Aussi, je vous parlerai vérité, et je dirai qu’il serait bien difficile de trouver un lieu où être jeune serait une malédiction quand ce ne serait pas un crime, comme en Haïti. Certes, il n’en a pas toujours été ainsi, bien des plus de 50 ou de 60 ans prennent plaisir à évoquer les joies du passé…  Oui, bien que les premières pages du roman posthume et célèbre de Jacques Roumain débute avec les lamentations de Délira : «Nous mourrons tous», et que le jeune Manuel, son fils bien aimé, ait été forcé d’émigrer à Cuba, pour chercher une vie meilleure dans la ZAFRA.

Tandis que jeunesse et futur doivent se conjuguer pour ouvrir la voie au développement, ici en Haïti, malheureusement, force est de reconnaître que lorsqu’il est question du statut de notre Jeunesse, de ses conditions de vie, passé et présent se donnent la main pour obstruer les voies de l’avenir. C’est là l’une des situations qui confortent  Haïti dans son statut de seul PMA (Pays moins avancé) de l’Amérique, dans sa définition d’État failli, incapable de satisfaire les multiples besoins primaires des différentes composantes de sa population, dont les jeunes en particulier.

Considérons un peu l’état des lieux.

Selon les critères des Nations Unies, la Jeunesse englobe la tranche d’âge située entre 15 et 24 années.  En Haïti, la tranche d’âge proposée par le Ministère de la Jeunesse est de 15 à 34 ans. Il y a là matière à questionnement.

Pour le moment, retenons que cette catégorie sociale représente près de 58% de la population haïtienne, soit la majorité statistique prise dans les mailles de l’exclusion, fléau caractéristique des modalités de rapports sociaux qui prennent un relief de tragédie dans un pays historiquement en crise.  Haïti est confronté aujourd’hui au défi d’un monde et d’un environnement en situation de redéfinition.
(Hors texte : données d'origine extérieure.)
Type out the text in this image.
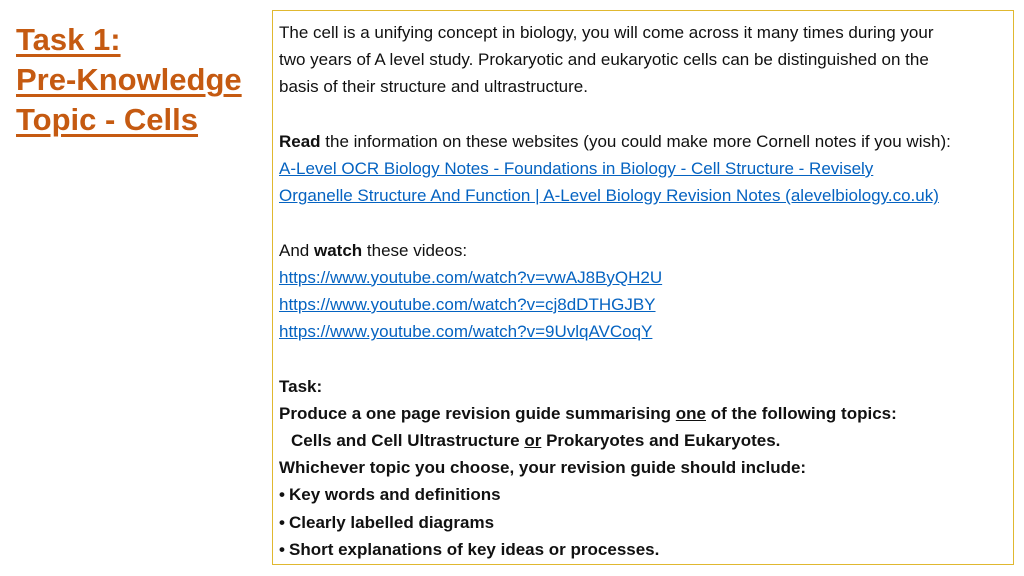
Task 1:
Pre-Knowledge
Topic - Cells
The cell is a unifying concept in biology, you will come across it many times during your
two years of A level study. Prokaryotic and eukaryotic cells can be distinguished on the
basis of their structure and ultrastructure.
Read the information on these websites (you could make more Cornell notes if you wish):
A-Level OCR Biology Notes - Foundations in Biology - Cell Structure - Revisely
Organelle Structure And Function | A-Level Biology Revision Notes (alevelbiology.co.uk)
And watch these videos:
https://www.youtube.com/watch?v=vwAJ8ByQH2U
https://www.youtube.com/watch?v=cj8dDTHGJBY
https://www.youtube.com/watch?v=9UvlqAVCoqY
Task:
Produce a one page revision guide summarising one of the following topics:
Cells and Cell Ultrastructure or Prokaryotes and Eukaryotes.
Whichever topic you choose, your revision guide should include:
• Key words and definitions
• Clearly labelled diagrams
• Short explanations of key ideas or processes.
D’abord, il faut noter que la Jeunesse haïtienne est composite et que nos jeunes vivent dans des réalités, des traditions, des environnements différents, selon qu’ils évoluent dans la capitale ou les villes de province, en milieu urbain ou rural, dans un bidonville ou un quartier résidentiel décent. Et sans aucun doute, ils alimentent les statistiques de 1995 inscrites dans le Programme d’Action Mondiale de la Jeunesse des Nations Unies avec DEUX CENTS MILLIONS (200,000,000) de jeunes vivant dans la pauvreté, CENT TRENTE MILLIONS (130,000,000) de jeunes analphabètes, QUATRE-VINGT-HUIT MILLIONS (88,000,000) de jeunes sans emploi et DIX MILLIONS (10,000,000) de jeunes atteints du “VIH SIDA”.  Quand on y aura ajouté les quelques millions concernés en tant que victimes ou partenaires de la délinquance, des pratiques de la drogue, de la violence etc.., on achèvera d’avoir un tableau des sombres réalités des jeunes dans le monde d’aujourd’hui.
En ce qui concerne précisément  notre Jeunesse, ses besoins, à tous les niveaux, eu égard à l’éducation, l’emploi, l’environnement, la sécurité, le logement, etc. sont carrément ignorés.  La jeunesse n’est pas que Sport et Loisirs, et là encore!
L’offre scolaire, de façon générale, est limitée, et les carences frappent particulièrement les jeunes des milieux ruraux. Il en est de même lorsque l’on considère la qualification des professeurs, la qualité de l’éducation dispensée en milieux scolaires fréquentés par les jeunes évoluant dans un environnement marqué par la pauvreté et la délinquance. Quant aux carences de l’emploi, des soins de santé, du logement, elles n’ont fait qu’empirer, de même que celles de la sécurité, particulièrement dans le climat postérieur au séisme du 12 Janvier 2010 qui a entraîné des effets catastrophiques tant sur les plans physique qu’humain.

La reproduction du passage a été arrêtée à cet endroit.